According to the University of North Carolina over 60 percent of the foods in the grocery store contain added sugars. These common foods below contain added sugar.

At Breakfast
All juice
Flavored Oatmeal
Vanilla Almond or soy milk
Vanilla or fruit on the bottom yogurt
Cereals (95% of them)
Protein bars
Smoothies (Tropical Smoothie Café)
Non-dairy coffee sweetener
Starbucks drinks
Gatorade/Powerade
Energy drinks
Fruit in syrup
Cranberries
Granola

At Lunch/Dinner
Breads
Ketchup
BBQ Sauce
Pasta Sauce
Candied nuts on a salad
Salad dressings
Tea
Coleslaw
Peanut butter
Corn bread
Dinner rolls
Baked beans
Honey roasted peanuts
Creamed corn
Vitamin Water
Frozen dinners (read label)
Canned soups
Trail mix with added candy

As you consume less sugar your taste buds for it will acclimate. You will notice that foods that were once at an acceptable level of sweetness are now too sweet. This is progress. Keep cutting added sugars from your foods and you will consume fewer calories and effortlessly lose weight.

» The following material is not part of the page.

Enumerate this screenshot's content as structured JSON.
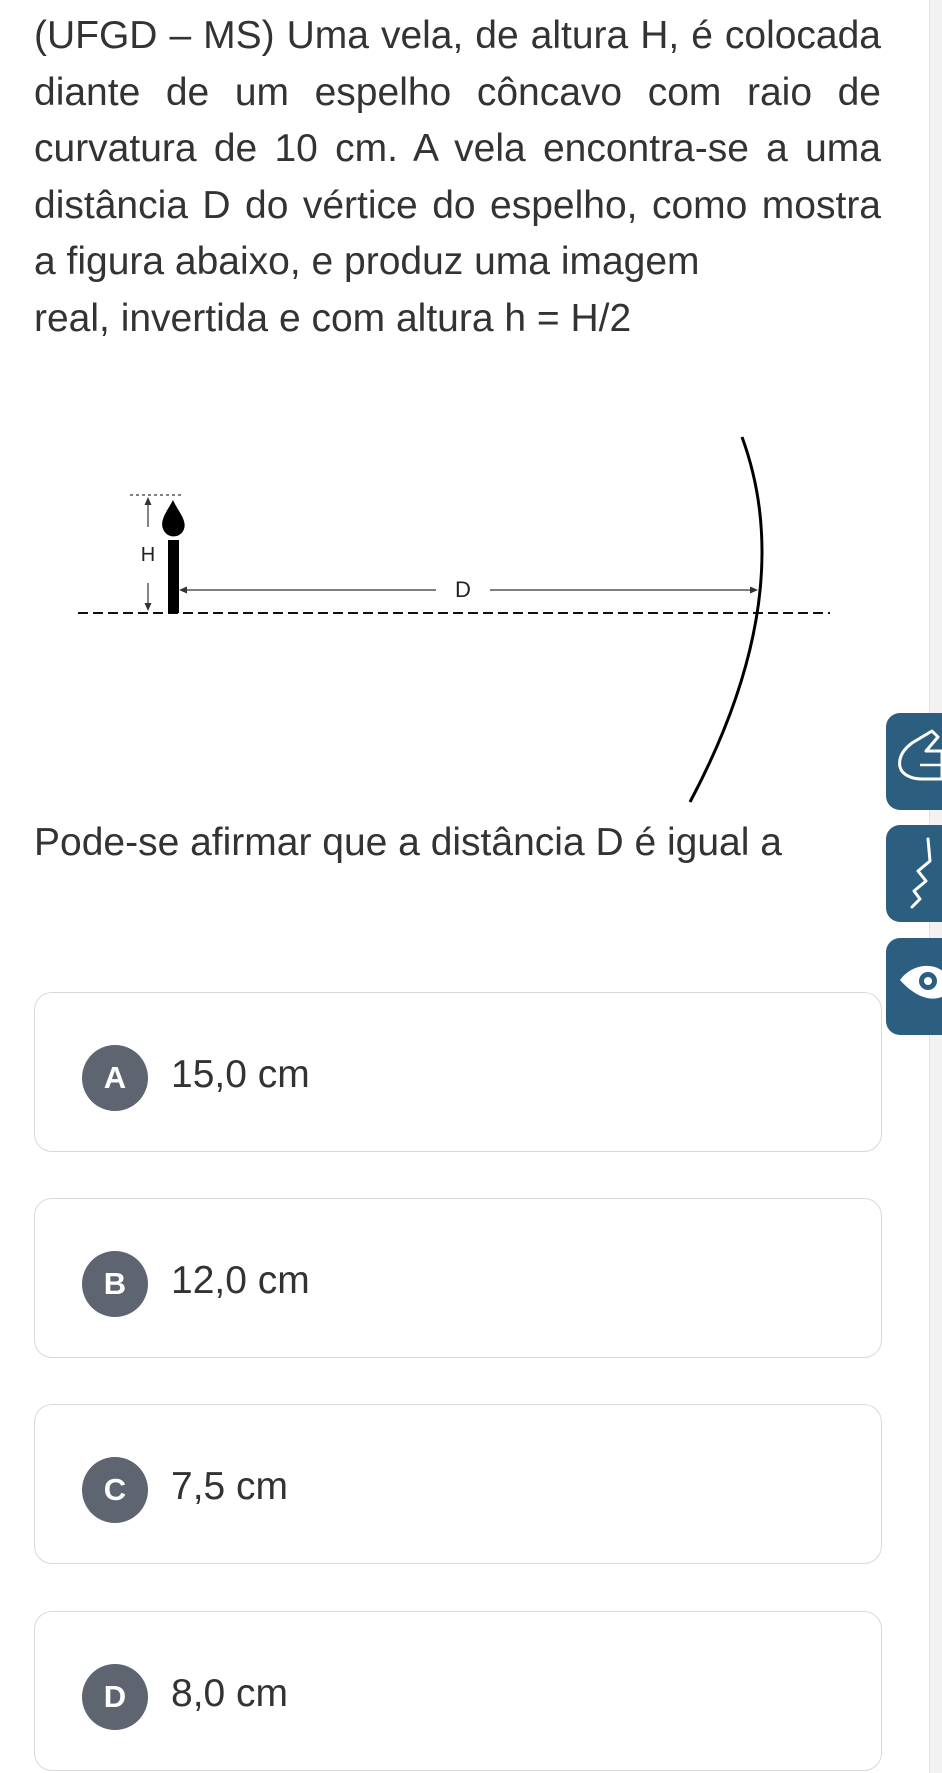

The next thing to ask is this: “What replaces low fiber, sugar added foods?” Something must take the place of these foods because you must eat, right?

The best answer for this is higher fiber plants and lean protein. Below are some swaps to try in an attempt to reduce added sugars:

Instead of Cheerios pick plain oatmeal that you sweeten or Kashi
Instead of regular peanut butter (Jiff, Skippy) choose the Publix deli natural peanut butter
Instead of Nature’s Own Honey Wheat choose Nature’s Own 100% Life No Sugar Added Wheat
Instead of fruit on the bottom yogurt choose plain yogurt and sweeten with honey or fruit
Instead of granola and protein bars choose a mixture of nuts, seeds and raisins (DIY trail mix)
Instead of a jarred spaghetti sauce choose a can of diced or crushed tomatoes. Add garlic and onions for flavor.
Instead of a regular BBQ sauce choose Ray’s No Sugar Added BBQ Sauce
Instead of Gatorade or Powerade choose fruit-infused water or carbonated waters
Instead of sweet tea choose an unsweetened tea or mix sweet and unsweetened until your taste buds adjust
Begin substituting mustard for ketchup as often and as much as you can
Reject or set aside candied nuts on a salad and opt for plain nuts and seeds on a salad
Instead of sweetened cream in your coffee choose unsweetened cream or milk or mix the two until you adjust.